В это время дверь в гостиную приотворилась, и на пороге показался лакей княгини.

– Ее сиятельство княгиня Аграфена Петровна* изволила к вам пожаловать, – доложил он.

– Ваша искренняя союзница, – подмигнула Долгорукова Рабутину.

«И отлично умеет плести придворные кружева», – подумал граф.

– Назначьте мне день, когда я могу переговорить с вами наедине, – прошептал он.

– В среду, вечером, никто нам не помешает, – тихо проговорила она.

II

Рабутин встал с кресел и, опершись рукою на их спинку, самодовольно улыбался в ожидании входа гостьи. Долгорукова старалась скрыть смущение, произведенное в ней неожиданным приездом княгини Аграфены Петровны Волконской, так как она являлась в дом Долгоруковых только по особенно важным случаям и обыкновенно привозила какие-нибудь неприятные или тревожные вести.

Почти бегом вошла в гостиную Волконская. Она была женщина лет под сорок, высокая, худощавая; смугло-желтоватое лицо ее с густыми бровями, нависшими над умными темно-серыми глазами, отличалось выразительностью и суровостью, а в ее походке и в движениях была заметна большая самоуверенность и торопливость.

– Какая неожиданная и приятная встреча, – сказала Волконская, обращаясь к Рабутину на правильном немецком языке, после того как она расцеловалась с хозяйкой.

Рабутин подошел к Волконской и почтительно поцеловал ее руку, а она, следуя русскому обычаю, который казался так странным в Европе, поцеловала его в щеку.

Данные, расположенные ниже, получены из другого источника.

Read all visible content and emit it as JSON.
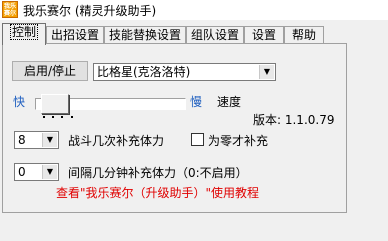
{
  "window": {
    "icon_text": "我乐\n赛尔",
    "title": "我乐赛尔 (精灵升级助手)"
  },
  "tabs": [
    {
      "label": "控制",
      "active": true
    },
    {
      "label": "出招设置",
      "active": false
    },
    {
      "label": "技能替换设置",
      "active": false
    },
    {
      "label": "组队设置",
      "active": false
    },
    {
      "label": "设置",
      "active": false
    },
    {
      "label": "帮助",
      "active": false
    }
  ],
  "control": {
    "start_stop_label": "启用/停止",
    "pet_select": {
      "value": "比格星(克洛洛特)",
      "arrow": "▼"
    },
    "speed": {
      "fast_label": "快",
      "slow_label": "慢",
      "speed_label": "速度",
      "position": 0.2
    },
    "version": "版本: 1.1.0.79",
    "battles_select": {
      "value": "8",
      "arrow": "▼"
    },
    "battles_label": "战斗几次补充体力",
    "zero_checkbox": {
      "label": "为零才补充",
      "checked": false
    },
    "interval_select": {
      "value": "0",
      "arrow": "▼"
    },
    "interval_label": "间隔几分钟补充体力（0:不启用）",
    "help_link": "查看\"我乐赛尔（升级助手）\"使用教程"
  },
  "colors": {
    "link": "#e00000",
    "speed_labels": "#2060c0"
  }
}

Хозяйка усадила гостью на канапе, оказывая ей чрезвычайное внимание и предупредительность, а Рабутин, по приглашению Марфы Петровны, сел на прежнее свое место, подле Волконской. Наступило молчание, как это бывает всегда после внезапно прерванного разговора, который ведут собеседники, не желающие, чтоб кто-нибудь вмешался в него. Да и кроме того, в ту пору особенное уважение к тем лицам, которые почему-либо имели право на него, выражалось, между прочим, при их приходе тем, что все присутствовавшие молчали в ожидании, что скажет наиболее почетная особа.

Аграфена Петровна, обводя своим зорким взглядом хозяйку и ее гостя, тотчас же по их замешательству догадалась, что между ними шла речь о каком-нибудь важном деле и что она помешала им, прервав их беседу. Не желая, однако, обнаружить перед ними свою догадку, она очень равнодушно заговорила о городских новостях.

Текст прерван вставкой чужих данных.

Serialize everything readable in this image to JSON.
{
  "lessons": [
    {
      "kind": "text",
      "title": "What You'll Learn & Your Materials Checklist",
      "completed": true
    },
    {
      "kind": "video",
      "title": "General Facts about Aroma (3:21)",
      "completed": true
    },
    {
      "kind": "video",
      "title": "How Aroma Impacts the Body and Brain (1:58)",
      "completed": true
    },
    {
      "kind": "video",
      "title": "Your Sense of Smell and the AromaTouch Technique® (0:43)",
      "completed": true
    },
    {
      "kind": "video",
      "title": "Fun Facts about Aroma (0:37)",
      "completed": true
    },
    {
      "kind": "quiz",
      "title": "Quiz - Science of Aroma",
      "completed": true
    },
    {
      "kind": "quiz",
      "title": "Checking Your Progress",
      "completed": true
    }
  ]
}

– Видела я сейчас Наташу Лопухину*, – начала простовато-русским говором Волконская, обращаясь исключительно к хозяйке. – Хорошеет она день ото дня. Да, впрочем, что ей делается: живется ей хорошо, муж на все сквозь пальцы смотрит.

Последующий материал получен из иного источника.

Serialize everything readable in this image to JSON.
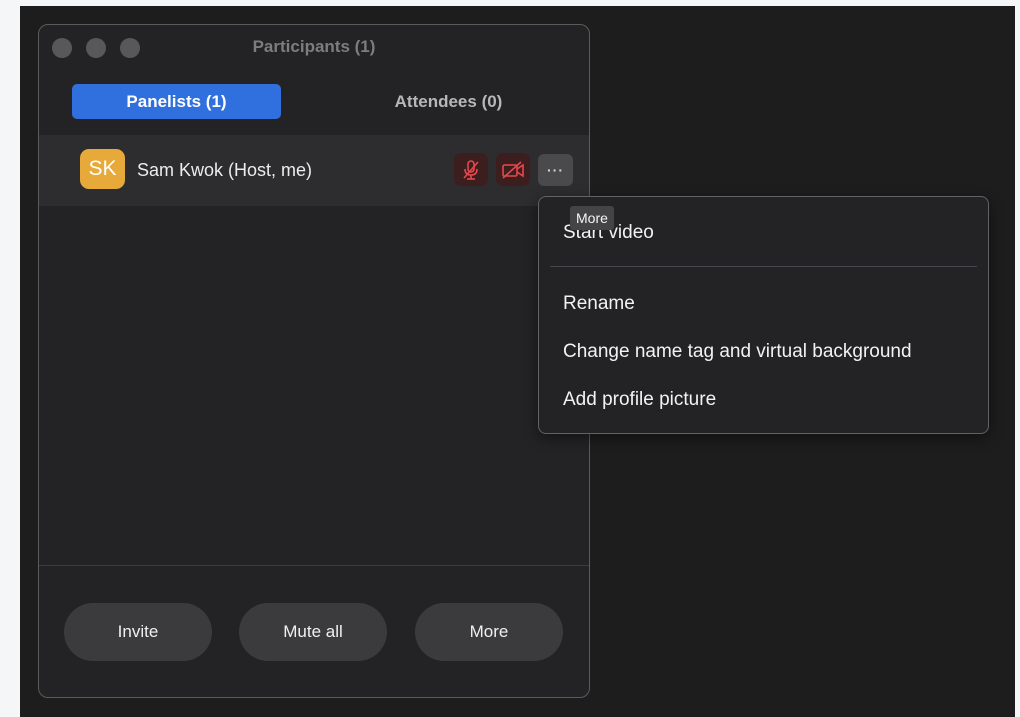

То смешение языков, какое слышалось теперь в гостиной княгини Долгоруковой, было в Петербурге уже в первой четверти прошлого века явлением обыкновенным. Со времени Петра Великого в домах русской знати стали являться при русских боярышнях французские учительницы, и в этом отношении дом вице-канцлера Шафирова, как и дом Бестужевых-Рюминых, из которого была Волконская, занимал едва ли не первое место. Между тем на изучение родного языка не обращали никакого внимания, и потому тогдашние русские барыни и боярышни, усваивая себе правильное и достаточное знание французского языка и обучением, и практикою, учились родному языку только у нянек и прислуги. Поэтому очень часто и поражал в гостиных переход от правильной французской речи к простонародному русскому говору.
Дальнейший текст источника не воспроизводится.